Grundsätzlich gilt für das Unterhaltsrecht, dass sich dieses nach dem Aufenthaltsort des Berechtigten richtet. Für den wirtschaftlich schwächeren Ehegatten kann ganz allgemein festgestellt werden, dass die deutschen Rechtsvorschriften zu einem höheren und länger anhaltenden Unterhaltsanspruch, insbesondere beim Nacheheunterhalt, führen. Für den Zugewinnausgleich und eine güterrechtliche Auseinandersetzung ist ausschlaggebend, wo die Parteien in den ersten Jahren nach der Eheschließung ihren gemeinsamen Aufenthalt hatten, dies ergibt sich aus Art. 26 (1), a) der EU-Verordnung 2016/1103. Des Weiteren kennt das spanische Recht keinen Versorgungsausgleich, dieser sorgt für einen Ausgleich der ehezeitlich erworbenen Altersanwartschaften. Bei deutschen Paaren, welche zumindest für eine gewisse Zeit in Deutschland Rentenansprüche erworben haben, ist die zusammen mit dem Scheidungsverfahren stattfindende Durchführung des Versorgungsausgleichs ein weiteres Kriterium, welches für die Einleitung eines Scheidungsverfahrens in Deutschland spricht. Zwar kann ein Versorgungsausgleich auch nach einem Scheidungsverfahren in Spanien später in Deutschland beantragt werden, die gleichzeitige Durchführung des Versorgungsausgleichs innerhalb des Scheidungsverfahrens ist jedoch wesentlich vorteilhafter.

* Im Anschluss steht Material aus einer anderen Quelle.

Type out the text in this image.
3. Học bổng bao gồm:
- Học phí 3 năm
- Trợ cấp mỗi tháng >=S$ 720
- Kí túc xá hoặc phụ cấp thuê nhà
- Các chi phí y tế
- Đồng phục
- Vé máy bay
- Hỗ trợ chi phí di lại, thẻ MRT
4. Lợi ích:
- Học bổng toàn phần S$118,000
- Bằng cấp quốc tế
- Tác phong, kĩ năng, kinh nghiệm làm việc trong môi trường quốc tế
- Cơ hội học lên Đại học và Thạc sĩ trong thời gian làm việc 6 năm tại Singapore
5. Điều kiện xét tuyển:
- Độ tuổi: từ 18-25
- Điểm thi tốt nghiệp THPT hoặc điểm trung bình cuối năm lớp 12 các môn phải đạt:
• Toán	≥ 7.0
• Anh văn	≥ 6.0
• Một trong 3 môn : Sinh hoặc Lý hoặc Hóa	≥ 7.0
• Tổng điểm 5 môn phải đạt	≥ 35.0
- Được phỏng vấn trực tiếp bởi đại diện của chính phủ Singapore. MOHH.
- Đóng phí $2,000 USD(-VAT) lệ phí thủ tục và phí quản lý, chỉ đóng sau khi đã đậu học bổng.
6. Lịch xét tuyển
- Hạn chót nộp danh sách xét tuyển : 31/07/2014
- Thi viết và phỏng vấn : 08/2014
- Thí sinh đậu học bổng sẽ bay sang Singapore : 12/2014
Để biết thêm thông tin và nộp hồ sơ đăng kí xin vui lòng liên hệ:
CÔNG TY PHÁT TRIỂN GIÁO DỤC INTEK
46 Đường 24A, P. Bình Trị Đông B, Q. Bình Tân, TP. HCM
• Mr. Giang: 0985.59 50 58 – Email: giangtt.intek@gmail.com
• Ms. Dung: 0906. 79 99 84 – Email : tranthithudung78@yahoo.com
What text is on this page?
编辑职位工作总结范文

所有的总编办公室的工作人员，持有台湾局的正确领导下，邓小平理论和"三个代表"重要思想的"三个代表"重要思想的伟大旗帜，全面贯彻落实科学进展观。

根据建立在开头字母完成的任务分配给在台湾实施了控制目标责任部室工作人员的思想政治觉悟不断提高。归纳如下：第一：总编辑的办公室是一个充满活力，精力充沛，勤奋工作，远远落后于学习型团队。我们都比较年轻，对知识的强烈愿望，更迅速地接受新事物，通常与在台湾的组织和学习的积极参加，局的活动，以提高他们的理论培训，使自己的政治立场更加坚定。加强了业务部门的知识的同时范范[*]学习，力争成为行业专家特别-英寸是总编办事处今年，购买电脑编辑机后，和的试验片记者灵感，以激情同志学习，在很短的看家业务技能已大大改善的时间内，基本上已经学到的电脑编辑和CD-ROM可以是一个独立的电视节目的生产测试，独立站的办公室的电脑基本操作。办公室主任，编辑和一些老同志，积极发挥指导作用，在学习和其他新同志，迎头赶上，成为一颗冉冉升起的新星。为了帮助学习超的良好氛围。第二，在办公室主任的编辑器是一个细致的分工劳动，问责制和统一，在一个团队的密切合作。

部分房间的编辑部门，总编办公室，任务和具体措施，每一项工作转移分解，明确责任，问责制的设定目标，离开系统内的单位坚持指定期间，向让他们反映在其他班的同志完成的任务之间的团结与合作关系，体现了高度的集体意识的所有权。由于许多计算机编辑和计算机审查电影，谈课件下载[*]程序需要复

Insgesamt kann nur empfohlen werden, sämtliche Konsequenzen für verfahrenseinleitende Anträge entweder in Spanien oder in Deutschland, zuvor ausführlich abzuwägen. Welche Vorgehensweise im jeweiligen Einzelfall vorteilhaft ist, kann sich auch daran festmachen, ob der Mandant der wirtschaftlich schwächere oder wirtschaftlich stärkere Ehegatte war. Eine ausführliche Abwägung vor einer folgenreichen Antragstellung, sollte insoweit im Rahmen einer rechtlichen Beratung zuvor stattfinden.